Day One: Peace Memorial Hall, Dejima and downtown
Visitors to the Hiroshima Peace Museum will know that the experience of reading about what happened to the victims of the bombing went through on that fateful day. Although not as well known and not as often visited, the Nagasaki Peace Memorial Hall is a chilling but special place too. One of the most interesting parts of the museum is the recreations of the damage to buildings and the watch stopped at the exact time of impact. There are also video booths where you can listen to the stories of those who were there that day including American POWs. Leaving the museum you will probably feel a little bit saddened but luckily there is a nice Peace Memorial Park just around the corner with an iconic sculpture which is a symbol for peace with uplifting messages.
On the same day you could easily make your way to Dejima, which was an island built by the Japanese to house foreign traders from Holland. The island is a recreation of the tiny living quarters which these Dutch traders lived in and has a collection of artefacts and stories about their lives. We arrived a little late and were allowed to enter for free but there was not as much of a buzz in the air as there might have been earlier in the day.
From here you are not far from the shopping area in and around Kankodori station. You can walk around and browse the many shops, restaurants and cafes around here and see how the locals go about their day. There is also a landmark bridge called “Megane Bashi” which basically translates as “Eye-Glasses Bridge” and it is set on a very picturesque street and really does look like a pair of glasses. Plus Chinatown is in this neighbourhood too. Why not get some delicious Chinese dumplings to eat along the way.
Day 2: Battleship Island, Clover Gardens, Nightview
One place that is definitely worth a visit is the Battleship Island (Gunkanjima) officially named Hashima Island. This spooky place offers visitors a chance to see an island which was abandoned only 40 years ago. It was one a densely populated place for mining workers and their families. Now it’s filled with crumbling ruins. The coolest thing about visiting this island by boat is the fact that it looks like a massive battleship as you approach. There is one company offering tours with English translations but otherwise tours are in Japanese so you might want to read up on the place before hand. Also they seem to book out fairly fast so you will want to reserve in advance if possible. We did one with a company which offered a little piece of coal and a certificate to prove we had visited too. The journey by boat is about 30mins each way but note that if the weather is not good the journey can be rough or it might just get cancelled. So if this is on your must do list, check the weather reports!

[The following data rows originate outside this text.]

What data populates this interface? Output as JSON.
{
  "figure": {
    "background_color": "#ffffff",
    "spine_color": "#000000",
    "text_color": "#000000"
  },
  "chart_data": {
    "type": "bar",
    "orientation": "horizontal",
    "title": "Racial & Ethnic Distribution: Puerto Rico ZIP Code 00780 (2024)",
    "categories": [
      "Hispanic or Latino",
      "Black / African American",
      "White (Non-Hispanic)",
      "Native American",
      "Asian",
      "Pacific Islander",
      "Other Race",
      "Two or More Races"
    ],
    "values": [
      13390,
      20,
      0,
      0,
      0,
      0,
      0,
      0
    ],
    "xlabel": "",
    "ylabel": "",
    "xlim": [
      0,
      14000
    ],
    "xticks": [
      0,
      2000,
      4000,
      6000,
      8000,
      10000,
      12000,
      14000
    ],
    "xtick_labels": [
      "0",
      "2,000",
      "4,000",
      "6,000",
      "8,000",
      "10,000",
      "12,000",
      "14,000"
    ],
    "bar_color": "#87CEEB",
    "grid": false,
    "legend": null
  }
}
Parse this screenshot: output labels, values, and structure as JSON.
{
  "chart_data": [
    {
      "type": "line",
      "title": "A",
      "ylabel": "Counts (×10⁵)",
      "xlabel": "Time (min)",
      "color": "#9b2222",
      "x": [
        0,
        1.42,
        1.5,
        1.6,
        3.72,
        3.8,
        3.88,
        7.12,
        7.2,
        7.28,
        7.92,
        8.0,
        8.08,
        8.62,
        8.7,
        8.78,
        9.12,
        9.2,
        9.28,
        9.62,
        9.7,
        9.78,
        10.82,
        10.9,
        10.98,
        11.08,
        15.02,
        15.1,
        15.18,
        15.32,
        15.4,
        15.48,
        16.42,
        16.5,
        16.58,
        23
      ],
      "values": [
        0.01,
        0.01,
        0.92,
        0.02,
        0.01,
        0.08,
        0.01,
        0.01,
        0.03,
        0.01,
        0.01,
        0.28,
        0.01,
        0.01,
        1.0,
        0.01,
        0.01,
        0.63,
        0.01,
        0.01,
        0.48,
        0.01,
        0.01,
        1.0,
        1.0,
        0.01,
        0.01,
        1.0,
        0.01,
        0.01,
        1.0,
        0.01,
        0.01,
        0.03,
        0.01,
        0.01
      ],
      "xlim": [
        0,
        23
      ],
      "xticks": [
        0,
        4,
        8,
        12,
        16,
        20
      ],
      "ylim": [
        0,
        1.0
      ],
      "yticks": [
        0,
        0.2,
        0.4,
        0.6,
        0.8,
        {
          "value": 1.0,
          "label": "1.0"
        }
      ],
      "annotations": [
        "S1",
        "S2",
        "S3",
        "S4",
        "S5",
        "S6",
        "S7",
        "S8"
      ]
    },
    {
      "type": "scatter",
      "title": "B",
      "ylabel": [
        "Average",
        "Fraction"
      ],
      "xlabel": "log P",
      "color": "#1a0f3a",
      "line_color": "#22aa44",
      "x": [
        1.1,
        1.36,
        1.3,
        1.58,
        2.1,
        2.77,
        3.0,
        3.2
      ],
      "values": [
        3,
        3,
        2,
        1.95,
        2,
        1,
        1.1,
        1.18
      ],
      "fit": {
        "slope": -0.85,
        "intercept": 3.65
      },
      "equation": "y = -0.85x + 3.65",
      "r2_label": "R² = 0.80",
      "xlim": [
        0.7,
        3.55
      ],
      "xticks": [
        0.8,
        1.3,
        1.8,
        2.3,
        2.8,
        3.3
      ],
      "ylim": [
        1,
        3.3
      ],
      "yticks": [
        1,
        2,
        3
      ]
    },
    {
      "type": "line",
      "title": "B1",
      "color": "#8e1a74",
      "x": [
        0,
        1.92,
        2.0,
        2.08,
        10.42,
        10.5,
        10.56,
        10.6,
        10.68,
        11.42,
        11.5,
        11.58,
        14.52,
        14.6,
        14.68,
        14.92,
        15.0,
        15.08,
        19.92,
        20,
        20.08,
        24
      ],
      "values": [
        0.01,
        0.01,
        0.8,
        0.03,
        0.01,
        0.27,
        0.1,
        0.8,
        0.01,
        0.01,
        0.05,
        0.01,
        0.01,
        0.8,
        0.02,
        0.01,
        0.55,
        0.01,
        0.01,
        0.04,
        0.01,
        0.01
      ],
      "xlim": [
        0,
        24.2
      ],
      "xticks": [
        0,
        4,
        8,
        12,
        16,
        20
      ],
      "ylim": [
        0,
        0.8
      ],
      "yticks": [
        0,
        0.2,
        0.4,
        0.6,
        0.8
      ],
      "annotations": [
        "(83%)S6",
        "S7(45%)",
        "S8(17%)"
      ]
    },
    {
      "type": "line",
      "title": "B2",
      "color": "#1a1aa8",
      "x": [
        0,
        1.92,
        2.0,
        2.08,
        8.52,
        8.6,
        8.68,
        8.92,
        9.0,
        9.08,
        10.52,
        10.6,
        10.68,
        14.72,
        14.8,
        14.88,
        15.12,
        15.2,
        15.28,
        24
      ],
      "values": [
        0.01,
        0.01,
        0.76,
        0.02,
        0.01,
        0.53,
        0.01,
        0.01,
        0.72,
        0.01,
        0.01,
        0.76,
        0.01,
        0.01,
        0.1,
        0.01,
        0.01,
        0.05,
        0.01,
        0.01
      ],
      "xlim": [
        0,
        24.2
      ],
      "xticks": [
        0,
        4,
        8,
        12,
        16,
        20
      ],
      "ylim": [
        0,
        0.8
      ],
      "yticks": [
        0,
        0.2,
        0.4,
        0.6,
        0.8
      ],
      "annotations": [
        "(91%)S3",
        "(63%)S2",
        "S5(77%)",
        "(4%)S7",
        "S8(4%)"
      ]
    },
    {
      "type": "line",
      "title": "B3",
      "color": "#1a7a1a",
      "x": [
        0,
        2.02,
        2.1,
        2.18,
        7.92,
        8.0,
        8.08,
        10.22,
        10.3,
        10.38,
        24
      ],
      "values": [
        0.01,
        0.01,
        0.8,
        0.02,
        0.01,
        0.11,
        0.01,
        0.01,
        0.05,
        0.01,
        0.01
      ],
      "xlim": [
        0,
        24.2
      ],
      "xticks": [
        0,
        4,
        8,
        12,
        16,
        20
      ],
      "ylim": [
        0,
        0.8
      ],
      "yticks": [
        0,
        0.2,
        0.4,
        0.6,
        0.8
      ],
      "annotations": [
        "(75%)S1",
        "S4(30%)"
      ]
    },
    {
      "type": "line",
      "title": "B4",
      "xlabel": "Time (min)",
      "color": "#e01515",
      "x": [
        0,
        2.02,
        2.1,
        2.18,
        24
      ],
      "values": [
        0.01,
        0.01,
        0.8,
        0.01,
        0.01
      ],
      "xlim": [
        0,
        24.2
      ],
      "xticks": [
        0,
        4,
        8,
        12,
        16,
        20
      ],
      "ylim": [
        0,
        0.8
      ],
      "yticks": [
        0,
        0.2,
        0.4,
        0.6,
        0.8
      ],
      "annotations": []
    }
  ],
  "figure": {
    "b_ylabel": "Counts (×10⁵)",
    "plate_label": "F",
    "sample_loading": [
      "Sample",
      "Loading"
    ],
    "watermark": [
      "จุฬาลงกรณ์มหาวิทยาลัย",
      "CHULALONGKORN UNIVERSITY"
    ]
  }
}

Glover Gardens is a place which will make you feel like you are not in Japan at all. This place is a collection of the mansions built by foreign tycoons of the 19th century in Japan. The area is very pretty and has great views of the city too. The approach to the area also is very touristic with plenty of shops and quaint little streets too. We were tired from a long day of looking around so took a rest at this point as we had our most anticipated event that night.
One of the nicest experiences I had in Nagasaki was the night view over the city from Mount Inasayama mountain peak. The unique geography of the city seemingly has hundreds of little valleys all with what looks like rivers of light streaming through the hills. It’s really hard to describe but really worth the journey.
There is public transportation there, but some people opt for the hotel pick up offered by several bus services. There were only four people on our huge bus but it seems that it might be worth it to pay the extra just for the convenience. Either way all the buses stop at a station just below the peak and a smaller shuttle bus takes you to the top.